By Kavisha Pillay
South Africa has always been a melting pot of many cultures. Its ethnic diversity has contributed to the colourful rainbow nation, and has led to tolerance of difference. Culture is part of our daily lives; it contributes to our behaviour patterns, the food we eat, the clothes we wear. But one culture that has become increasingly present in the day-to-day lives of South Africans is corruption. Bribing police officers has become a norm for many and greasing the palms of public officials is regarded by some as standard business practice. The question is to what extent does a country’s culture influence corruption among its population? Listen to this being discussed on Talk Radio 702 here.
The rotten apple
American National Bureau of Economic Research economists Ray Fisman and Edward Miguel, from Columbia University and the University of California, Berkeley, respectively, have developed an analogy that illustrates the influence of a country’s culture on corrupt inhabitants. Culture can be defined as the collectively shared beliefs about right and wrong and what is permitted and what is not. Given this, corruption is not purely a case of rotten apples. Rather, the barrel or orchard is contaminated. Corruption can be ingrained in an environment, so that everyone is infected. As humidity influences the extent of rot in apples, the air quality in an organisation – the organisational culture – influences the extent of corruption among employees who are continuously breathing it.
Gift-giving vs bribery
Alwyn Moerdyk, a lecturer in organisational psychology at Rhodes University, says that culture is often used to explain or excuse acts of corruption. Some societies claim that gift-giving is “part of our culture” and outsiders should not confuse it with bribery. Moerdyk notes that the act of giving is a natural process for humans and is an expression of gratitude for a benefit received or to cement a relationship. But the size of the gift, or the context in which it was given, may make that gift a bribe. Gifts have the purpose of cementing existing relationships, whereas bribes are designed to create new relationships.
Olusegan Obasanjo, the past president of Nigeria, makes a distinction between gifts and bribes. In the African concept of appreciation and hospitality, he explains, the gift is usually a token. It is not demanded. The value is usually in the spirit rather than in the material worth. It is usually done in the open, and never in secret. Where it is excessive, it becomes an embarrassment and it is returned.
After delivering a lecture at the University of Johannesburg in April, Finance Minister Pravin Gordhan told reporters that corruption was becoming a social phenomenon. “There is no point in pointing fingers. [Corruption] is becoming a cultural problem in South Africa. We need to fight the culture of corruption. A culture of easy money making and not having to think hard, work hard, be clever and find an innovative way of making money.”
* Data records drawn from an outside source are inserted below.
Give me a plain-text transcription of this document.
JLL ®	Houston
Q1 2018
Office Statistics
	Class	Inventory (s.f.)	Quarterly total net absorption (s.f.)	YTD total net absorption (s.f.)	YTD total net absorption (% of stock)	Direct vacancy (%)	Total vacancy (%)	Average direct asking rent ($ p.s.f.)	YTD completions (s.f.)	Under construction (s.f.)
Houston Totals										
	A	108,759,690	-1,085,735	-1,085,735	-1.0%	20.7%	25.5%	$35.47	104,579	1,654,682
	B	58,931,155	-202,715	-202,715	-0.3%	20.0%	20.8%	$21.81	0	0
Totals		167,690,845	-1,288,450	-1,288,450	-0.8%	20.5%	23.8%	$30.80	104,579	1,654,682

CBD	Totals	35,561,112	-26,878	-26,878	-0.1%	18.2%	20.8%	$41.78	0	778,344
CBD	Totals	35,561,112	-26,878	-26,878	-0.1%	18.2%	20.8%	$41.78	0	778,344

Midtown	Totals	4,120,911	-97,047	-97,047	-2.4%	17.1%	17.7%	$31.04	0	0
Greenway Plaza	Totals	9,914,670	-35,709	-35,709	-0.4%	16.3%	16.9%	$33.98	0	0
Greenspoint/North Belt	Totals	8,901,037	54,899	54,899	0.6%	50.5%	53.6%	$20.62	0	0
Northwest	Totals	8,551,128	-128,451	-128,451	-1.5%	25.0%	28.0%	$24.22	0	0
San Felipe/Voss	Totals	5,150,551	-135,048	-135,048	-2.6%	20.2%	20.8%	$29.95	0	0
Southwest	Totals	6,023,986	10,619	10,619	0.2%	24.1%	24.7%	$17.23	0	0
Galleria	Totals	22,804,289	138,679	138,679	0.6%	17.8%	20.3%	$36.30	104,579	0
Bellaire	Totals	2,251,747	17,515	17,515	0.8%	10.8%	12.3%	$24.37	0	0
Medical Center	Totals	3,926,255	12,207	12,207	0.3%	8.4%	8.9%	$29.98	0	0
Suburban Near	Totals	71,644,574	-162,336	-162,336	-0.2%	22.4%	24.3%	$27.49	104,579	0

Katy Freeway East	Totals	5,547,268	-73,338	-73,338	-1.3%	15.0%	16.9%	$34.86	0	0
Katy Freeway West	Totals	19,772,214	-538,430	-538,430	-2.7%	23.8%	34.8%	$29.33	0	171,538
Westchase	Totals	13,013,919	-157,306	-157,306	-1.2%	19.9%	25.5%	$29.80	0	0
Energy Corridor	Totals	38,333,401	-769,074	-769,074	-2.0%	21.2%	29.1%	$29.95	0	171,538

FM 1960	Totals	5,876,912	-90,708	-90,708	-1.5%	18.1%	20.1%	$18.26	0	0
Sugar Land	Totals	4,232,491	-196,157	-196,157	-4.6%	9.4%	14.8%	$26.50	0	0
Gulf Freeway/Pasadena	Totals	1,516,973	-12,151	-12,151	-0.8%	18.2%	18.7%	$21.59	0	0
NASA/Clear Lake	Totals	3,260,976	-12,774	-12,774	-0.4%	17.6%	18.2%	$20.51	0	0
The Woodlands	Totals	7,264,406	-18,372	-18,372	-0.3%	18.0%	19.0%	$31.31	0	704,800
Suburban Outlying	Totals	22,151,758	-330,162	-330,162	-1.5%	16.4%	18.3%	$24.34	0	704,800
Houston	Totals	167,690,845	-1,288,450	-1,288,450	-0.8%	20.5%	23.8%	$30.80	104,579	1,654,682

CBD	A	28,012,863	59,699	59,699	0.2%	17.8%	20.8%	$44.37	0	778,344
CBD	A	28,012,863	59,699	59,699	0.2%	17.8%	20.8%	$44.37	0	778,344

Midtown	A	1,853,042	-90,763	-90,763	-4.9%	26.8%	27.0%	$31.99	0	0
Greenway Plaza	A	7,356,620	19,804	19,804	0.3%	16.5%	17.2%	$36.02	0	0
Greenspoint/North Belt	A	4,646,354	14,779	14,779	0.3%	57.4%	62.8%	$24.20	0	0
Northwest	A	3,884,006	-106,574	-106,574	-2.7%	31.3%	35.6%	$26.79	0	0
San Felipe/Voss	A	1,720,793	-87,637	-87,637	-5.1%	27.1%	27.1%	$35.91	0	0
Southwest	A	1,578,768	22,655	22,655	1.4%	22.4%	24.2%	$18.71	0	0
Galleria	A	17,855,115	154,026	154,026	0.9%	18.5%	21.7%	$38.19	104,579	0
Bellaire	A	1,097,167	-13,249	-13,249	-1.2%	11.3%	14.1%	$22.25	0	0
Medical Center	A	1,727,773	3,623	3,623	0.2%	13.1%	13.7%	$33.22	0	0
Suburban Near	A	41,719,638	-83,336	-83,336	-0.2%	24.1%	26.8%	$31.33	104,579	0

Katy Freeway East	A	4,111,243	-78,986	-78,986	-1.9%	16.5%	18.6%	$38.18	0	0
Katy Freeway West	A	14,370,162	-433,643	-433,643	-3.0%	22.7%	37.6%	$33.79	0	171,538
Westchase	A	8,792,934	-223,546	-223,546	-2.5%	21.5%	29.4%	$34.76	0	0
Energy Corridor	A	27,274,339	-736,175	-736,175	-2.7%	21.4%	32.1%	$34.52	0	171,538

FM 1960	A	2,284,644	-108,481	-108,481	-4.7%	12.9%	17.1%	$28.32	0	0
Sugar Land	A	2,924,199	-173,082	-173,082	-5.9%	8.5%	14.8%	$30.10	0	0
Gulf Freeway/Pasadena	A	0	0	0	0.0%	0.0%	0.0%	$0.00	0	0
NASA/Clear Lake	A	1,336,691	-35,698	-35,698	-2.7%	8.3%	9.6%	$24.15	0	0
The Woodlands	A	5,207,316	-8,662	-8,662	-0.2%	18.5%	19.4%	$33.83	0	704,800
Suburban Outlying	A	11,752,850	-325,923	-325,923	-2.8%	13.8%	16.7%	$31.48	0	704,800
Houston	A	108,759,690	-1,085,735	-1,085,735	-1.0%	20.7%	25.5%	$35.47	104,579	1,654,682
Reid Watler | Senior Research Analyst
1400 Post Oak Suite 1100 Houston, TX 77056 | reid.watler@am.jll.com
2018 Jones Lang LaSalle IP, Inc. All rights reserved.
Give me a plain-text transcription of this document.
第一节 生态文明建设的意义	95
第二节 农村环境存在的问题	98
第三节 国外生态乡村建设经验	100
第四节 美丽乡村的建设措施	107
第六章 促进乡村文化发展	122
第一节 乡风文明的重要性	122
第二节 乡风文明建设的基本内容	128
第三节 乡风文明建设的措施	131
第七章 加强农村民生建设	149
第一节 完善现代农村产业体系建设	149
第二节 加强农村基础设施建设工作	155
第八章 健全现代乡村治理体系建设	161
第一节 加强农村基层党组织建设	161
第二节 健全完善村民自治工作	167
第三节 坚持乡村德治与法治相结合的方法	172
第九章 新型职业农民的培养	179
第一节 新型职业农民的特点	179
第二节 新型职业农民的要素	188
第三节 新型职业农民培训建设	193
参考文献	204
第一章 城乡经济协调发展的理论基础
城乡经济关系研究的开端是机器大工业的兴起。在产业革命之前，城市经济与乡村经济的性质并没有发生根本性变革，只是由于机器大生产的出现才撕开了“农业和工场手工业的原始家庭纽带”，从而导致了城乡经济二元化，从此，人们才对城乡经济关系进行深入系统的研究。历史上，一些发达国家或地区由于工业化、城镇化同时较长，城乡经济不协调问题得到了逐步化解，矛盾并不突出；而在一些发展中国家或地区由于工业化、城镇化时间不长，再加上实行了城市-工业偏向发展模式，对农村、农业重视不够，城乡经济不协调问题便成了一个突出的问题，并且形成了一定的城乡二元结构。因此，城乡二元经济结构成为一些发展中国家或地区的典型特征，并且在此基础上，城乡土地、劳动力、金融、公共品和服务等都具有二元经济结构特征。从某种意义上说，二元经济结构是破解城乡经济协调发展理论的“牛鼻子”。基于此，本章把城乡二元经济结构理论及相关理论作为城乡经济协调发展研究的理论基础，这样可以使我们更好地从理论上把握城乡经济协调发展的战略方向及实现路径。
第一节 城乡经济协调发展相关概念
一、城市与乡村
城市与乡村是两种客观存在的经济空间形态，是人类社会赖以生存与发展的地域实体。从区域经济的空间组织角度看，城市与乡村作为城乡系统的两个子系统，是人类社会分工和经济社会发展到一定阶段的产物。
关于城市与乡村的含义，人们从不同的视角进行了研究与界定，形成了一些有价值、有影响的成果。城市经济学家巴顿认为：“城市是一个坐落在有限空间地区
Public protector Thuli Madonsela noted that a culture of corruption had been allowed to grow in the public sector as a result of a “competency deficit in supply chain management, lack of respect for rules and authority, and a lack of consequences for wrong doing”.
Criminologist Dr Elisabeth Grobler strongly believes that a culture of corruption has developed in South Africa primarily because of the “ease with which it is committed due to the lack of sanction and lack of adequate institutions to deal with the investigation and conviction of this phenomenon”.
She said: “All the effective institutions that did deal effectively with corruption were shut down – such as the Scorpions and the SAPS Anti-Corruption Unit. One only has to read the newspaper regularly to be alerted to yet another corruption scandal that probably will have no negative consequences for those involved. Just the fact that public sector corruption costs the country billions of rand every year is testament to the government’s complete lack of will and ability to deal with it.”
It is evident that corruption in South Africa has become a culture among some political leaders, business people and the population. Although the environment in which we live to some extent breeds the rot, we know that there are many people who have not been consumed by the decay of ethical values. We salute those individuals and institutions that choose to break away from the culture of corruption and rather promote a culture of whistleblowing, transparency and accountability.